As vibrações são determinadas pelas condições originais das supercordas e pelas interações entre as supercordas. Se não existissem interações entre as supercordas, a vibração de uma supercorda continuaria para sempre e a partícula descrita pela vibração nunca mudaria. Mas, por causa das interações entre as supercordas, as partículas descritas pelas vibrações interagem e formam novas partículas.
Qual sua opinião sobre a expressão “teoria de tudo”, usada por alguns cientistas para definir a Teoria das Supercordas?
Essa expressão é de cunho popular, não caracteriza uma expressão científica.
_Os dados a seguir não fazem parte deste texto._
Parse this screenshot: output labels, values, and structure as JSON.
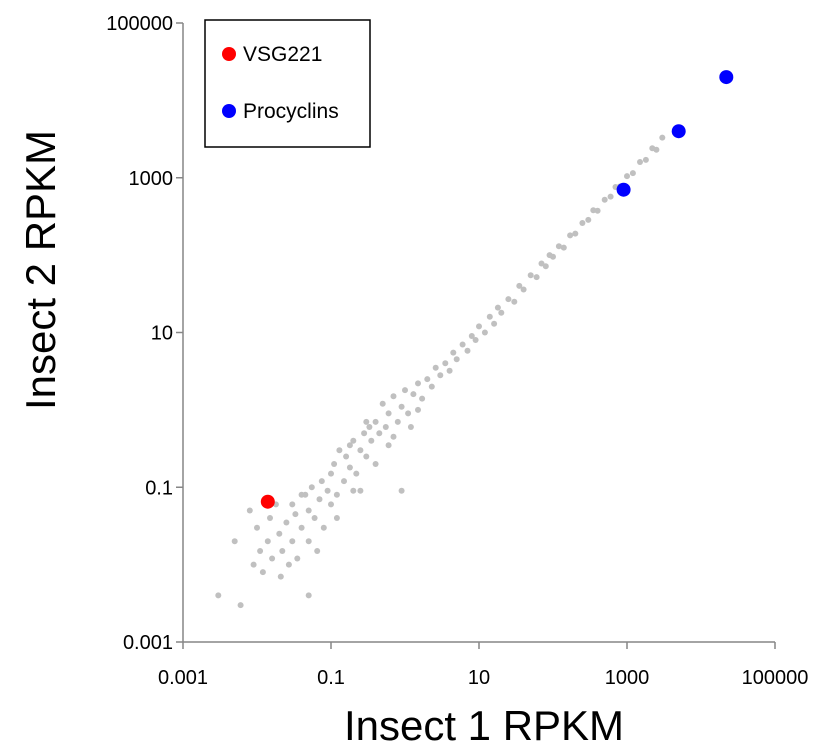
{
  "chart_data": {
    "type": "scatter",
    "xlabel": "Insect 1 RPKM",
    "ylabel": "Insect 2 RPKM",
    "x_scale": "log",
    "y_scale": "log",
    "xlim": [
      0.001,
      100000
    ],
    "ylim": [
      0.001,
      100000
    ],
    "x_ticks": [
      "0.001",
      "0.1",
      "10",
      "1000",
      "100000"
    ],
    "y_ticks": [
      "0.001",
      "0.1",
      "10",
      "1000",
      "100000"
    ],
    "grid": false,
    "legend_position": "top-left",
    "colors": {
      "background_genes": "#c0c0c0",
      "vsg221": "#ff0000",
      "procyclins": "#0000ff"
    },
    "series": [
      {
        "name": "",
        "color": "#c0c0c0",
        "points": [
          [
            0.005,
            0.02
          ],
          [
            0.008,
            0.05
          ],
          [
            0.009,
            0.01
          ],
          [
            0.01,
            0.03
          ],
          [
            0.011,
            0.015
          ],
          [
            0.012,
            0.008
          ],
          [
            0.014,
            0.02
          ],
          [
            0.015,
            0.04
          ],
          [
            0.016,
            0.012
          ],
          [
            0.018,
            0.06
          ],
          [
            0.02,
            0.025
          ],
          [
            0.021,
            0.007
          ],
          [
            0.022,
            0.015
          ],
          [
            0.025,
            0.035
          ],
          [
            0.027,
            0.01
          ],
          [
            0.03,
            0.02
          ],
          [
            0.03,
            0.06
          ],
          [
            0.033,
            0.045
          ],
          [
            0.035,
            0.012
          ],
          [
            0.04,
            0.03
          ],
          [
            0.045,
            0.08
          ],
          [
            0.05,
            0.02
          ],
          [
            0.05,
            0.05
          ],
          [
            0.055,
            0.1
          ],
          [
            0.06,
            0.04
          ],
          [
            0.065,
            0.015
          ],
          [
            0.07,
            0.07
          ],
          [
            0.075,
            0.12
          ],
          [
            0.08,
            0.03
          ],
          [
            0.09,
            0.09
          ],
          [
            0.1,
            0.06
          ],
          [
            0.1,
            0.15
          ],
          [
            0.11,
            0.2
          ],
          [
            0.12,
            0.08
          ],
          [
            0.13,
            0.3
          ],
          [
            0.15,
            0.12
          ],
          [
            0.16,
            0.25
          ],
          [
            0.18,
            0.18
          ],
          [
            0.2,
            0.4
          ],
          [
            0.22,
            0.15
          ],
          [
            0.25,
            0.3
          ],
          [
            0.28,
            0.5
          ],
          [
            0.3,
            0.25
          ],
          [
            0.33,
            0.6
          ],
          [
            0.35,
            0.4
          ],
          [
            0.4,
            0.7
          ],
          [
            0.45,
            0.5
          ],
          [
            0.5,
            1.2
          ],
          [
            0.55,
            0.6
          ],
          [
            0.6,
            0.9
          ],
          [
            0.7,
            1.5
          ],
          [
            0.8,
            0.7
          ],
          [
            0.9,
            1.1
          ],
          [
            1.0,
            1.8
          ],
          [
            1.1,
            0.9
          ],
          [
            1.3,
            1.6
          ],
          [
            1.5,
            2.2
          ],
          [
            1.7,
            1.4
          ],
          [
            2.0,
            2.5
          ],
          [
            2.3,
            2.0
          ],
          [
            2.6,
            3.5
          ],
          [
            3.0,
            2.8
          ],
          [
            3.5,
            4.0
          ],
          [
            4.0,
            3.2
          ],
          [
            4.5,
            5.5
          ],
          [
            5.0,
            4.5
          ],
          [
            6.0,
            7.0
          ],
          [
            7.0,
            5.8
          ],
          [
            8.0,
            9.0
          ],
          [
            9.0,
            8.0
          ],
          [
            10,
            12
          ],
          [
            12,
            10
          ],
          [
            14,
            16
          ],
          [
            16,
            13
          ],
          [
            18,
            21
          ],
          [
            20,
            18
          ],
          [
            25,
            27
          ],
          [
            30,
            25
          ],
          [
            35,
            40
          ],
          [
            40,
            36
          ],
          [
            50,
            55
          ],
          [
            60,
            52
          ],
          [
            70,
            78
          ],
          [
            80,
            72
          ],
          [
            90,
            100
          ],
          [
            100,
            95
          ],
          [
            120,
            130
          ],
          [
            140,
            125
          ],
          [
            170,
            180
          ],
          [
            200,
            190
          ],
          [
            250,
            260
          ],
          [
            300,
            285
          ],
          [
            350,
            380
          ],
          [
            400,
            375
          ],
          [
            500,
            520
          ],
          [
            600,
            570
          ],
          [
            700,
            760
          ],
          [
            800,
            770
          ],
          [
            1000,
            1050
          ],
          [
            1200,
            1150
          ],
          [
            1500,
            1600
          ],
          [
            1800,
            1700
          ],
          [
            2200,
            2400
          ],
          [
            2500,
            2300
          ],
          [
            3000,
            3300
          ],
          [
            0.003,
            0.004
          ],
          [
            0.006,
            0.003
          ],
          [
            0.05,
            0.004
          ],
          [
            0.04,
            0.08
          ],
          [
            0.12,
            0.04
          ],
          [
            0.2,
            0.09
          ],
          [
            0.3,
            0.7
          ],
          [
            0.4,
            0.2
          ],
          [
            0.6,
            0.35
          ],
          [
            0.9,
            0.09
          ],
          [
            0.25,
            0.09
          ],
          [
            0.18,
            0.35
          ],
          [
            0.7,
            0.45
          ],
          [
            1.2,
            0.6
          ],
          [
            1.5,
            1.0
          ]
        ]
      },
      {
        "name": "VSG221",
        "color": "#ff0000",
        "points": [
          [
            0.014,
            0.065
          ]
        ]
      },
      {
        "name": "Procyclins",
        "color": "#0000ff",
        "points": [
          [
            900,
            700
          ],
          [
            5000,
            4000
          ],
          [
            22000,
            20000
          ]
        ]
      }
    ]
  }
}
É utilizada frequentemente nos livros para leigos para chamar a atenção, seja para elogiar ou desprezar a teoria. Nunca ouvi um cientista usar essa expressão em conversa com outros cientistas.
Podemos considerar que houve mudança no padrão de trabalho da física moderna em relação à física clássica, em termos de observação de fenômenos antes ou depois da elaboração das formulações teóricas e sua verificação/confirmação?
Acho que não há nenhuma diferença entre a verificação na física moderna e a verificação na física clássica. Mas, por causa das energias enormes necessárias para testar as teorias novas, está sendo mais difícil verificar teorias promissoras agora do que no passado.